2.2.4 KLASIFIKASI BATU
a. Batu kalsium
Batu kalsium paling banyak ditemukan, sekitar 70-80% dari seluruh
batu saluran kemih. Dapat dievaluasi dengan metode pengumpulan
urine 24 jam dan dibagi menjadi hiperkalsiuria, hiperuricosuria,
hyperoxaluria dan hypocitraturia.
Hipercalsiuria: Ada tiga tipe penyerapan yang menyebabkan
hiperkalsiuria, tipe pertama bergantung pada makanan yang
dikonsumsi, terapi pada pasien ini bukanlah diet rendah kalsium
karena kalsium diperlukan untuk absorpsi oksalat dalam usus,oleh
karena itu terapi yang tepat untuk pasien tipe ini adalah pemberian
pengikat kalsium seperti selulose fosfat atau potassium citrate. Type II
absorpsi calsium bergantung pada diet dan pasien akan memiliki kadar
kalsium yang meningkat bila memakan makanan kaya kalsium. Pada
pasien tipe ini diperlukan pembatasan jumlah. Type III adalah tipe
sekunder akibat kurangnya fosfat renal. Pasien ini diperbaiki dengan
pemberian suplemen fosfat.
Hiperoksaluria: ekskresi oksalat lebih dari 45 gram per hari. BAnyak
dijumpai pada pasien yang mengalami gangguan pada usus sehabis
menjalani pembedahan usus atau pasien yang mengkonsumsi
makanan kaya oksalat diantaranya the, kopi, softdrink, sayuran
berwarna hijau contohnya bayam, arbei.
Hiperurikosuria: asam urat dalam urin melebihi 850 mg/24 jam.Asam
urat yang berlebihan bertindak sebagai inti batu/nidus.
Hipositraturia: di dalam urin sitrat bereaksi dengan kalsium
membentuk kalsium sitrat, sehingga menghalangi ikatan kalsium
oksalat atau kalsium fosfat. Ikatan kalsium sitrat lebih mudah terlarut.
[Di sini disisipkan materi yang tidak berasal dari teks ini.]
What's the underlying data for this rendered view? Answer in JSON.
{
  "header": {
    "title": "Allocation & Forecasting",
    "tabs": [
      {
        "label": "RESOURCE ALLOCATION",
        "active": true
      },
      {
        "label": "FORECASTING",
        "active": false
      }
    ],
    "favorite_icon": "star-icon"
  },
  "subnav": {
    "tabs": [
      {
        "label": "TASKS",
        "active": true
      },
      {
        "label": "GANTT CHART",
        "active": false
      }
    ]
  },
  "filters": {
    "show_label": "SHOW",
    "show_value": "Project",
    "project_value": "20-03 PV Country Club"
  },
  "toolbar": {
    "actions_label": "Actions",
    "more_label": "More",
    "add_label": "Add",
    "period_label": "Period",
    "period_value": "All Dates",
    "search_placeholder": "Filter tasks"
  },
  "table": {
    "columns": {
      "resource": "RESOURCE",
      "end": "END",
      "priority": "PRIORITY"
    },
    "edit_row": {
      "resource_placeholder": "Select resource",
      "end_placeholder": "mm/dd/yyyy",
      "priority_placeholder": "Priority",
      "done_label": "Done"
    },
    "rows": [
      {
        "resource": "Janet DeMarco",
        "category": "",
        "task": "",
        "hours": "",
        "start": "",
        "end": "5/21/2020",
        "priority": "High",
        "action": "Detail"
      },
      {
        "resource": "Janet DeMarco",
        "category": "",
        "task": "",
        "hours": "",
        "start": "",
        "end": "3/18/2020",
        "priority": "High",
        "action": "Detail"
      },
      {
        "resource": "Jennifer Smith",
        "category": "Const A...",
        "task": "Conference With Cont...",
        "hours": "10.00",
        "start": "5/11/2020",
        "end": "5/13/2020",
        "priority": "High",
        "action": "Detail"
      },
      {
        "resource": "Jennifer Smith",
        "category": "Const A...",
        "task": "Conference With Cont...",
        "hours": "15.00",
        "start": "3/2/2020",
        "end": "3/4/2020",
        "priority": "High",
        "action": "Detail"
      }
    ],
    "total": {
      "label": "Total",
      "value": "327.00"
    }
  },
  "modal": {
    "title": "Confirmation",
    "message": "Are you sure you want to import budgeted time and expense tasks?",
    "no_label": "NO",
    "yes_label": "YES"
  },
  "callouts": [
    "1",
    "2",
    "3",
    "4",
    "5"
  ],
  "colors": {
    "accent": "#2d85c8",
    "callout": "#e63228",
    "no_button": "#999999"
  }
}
Dengan berkurangnya kadar sitrat maka kecenderungan pembentukan
batu kalsium semakin meningkat.
b. Batu Magnesium-ammonium-phosphate
Batu magnesium-ammonium-phosphate seringkali disebut batu
struvit.Batu ini sering ditemukan pada wanita dengan infeksi traktus
urinarius berulang antara lain oleh Proteus, Providencia,
Pseudomonas. Bakteri pemecah urea ini merubah pH dari harga
normal 5.8 menjadi 7.2. Batu struvite akan berpresipitasi pada urin
jika pH lebih dari 7.2.
c. Batu Asam Urat
Batu asam urat menampakan gambaran radioluscen. Tipe ini biasa
terjadi pada pria dengan angka kekambuhan yang tinggi. Batu asam
urat dapat diatasi secara medis dengan peningkatan pH urin menjadi
6.0-6.5 melalui pemberian potassium citrate atau potassium
bicarbonate.
d. Batu Cystine
Batu Cystine disebabkan oleh abnormalitas pompa asam amino yang
mempengaruhi cystine, ornithine, lysine and arginine (COLA).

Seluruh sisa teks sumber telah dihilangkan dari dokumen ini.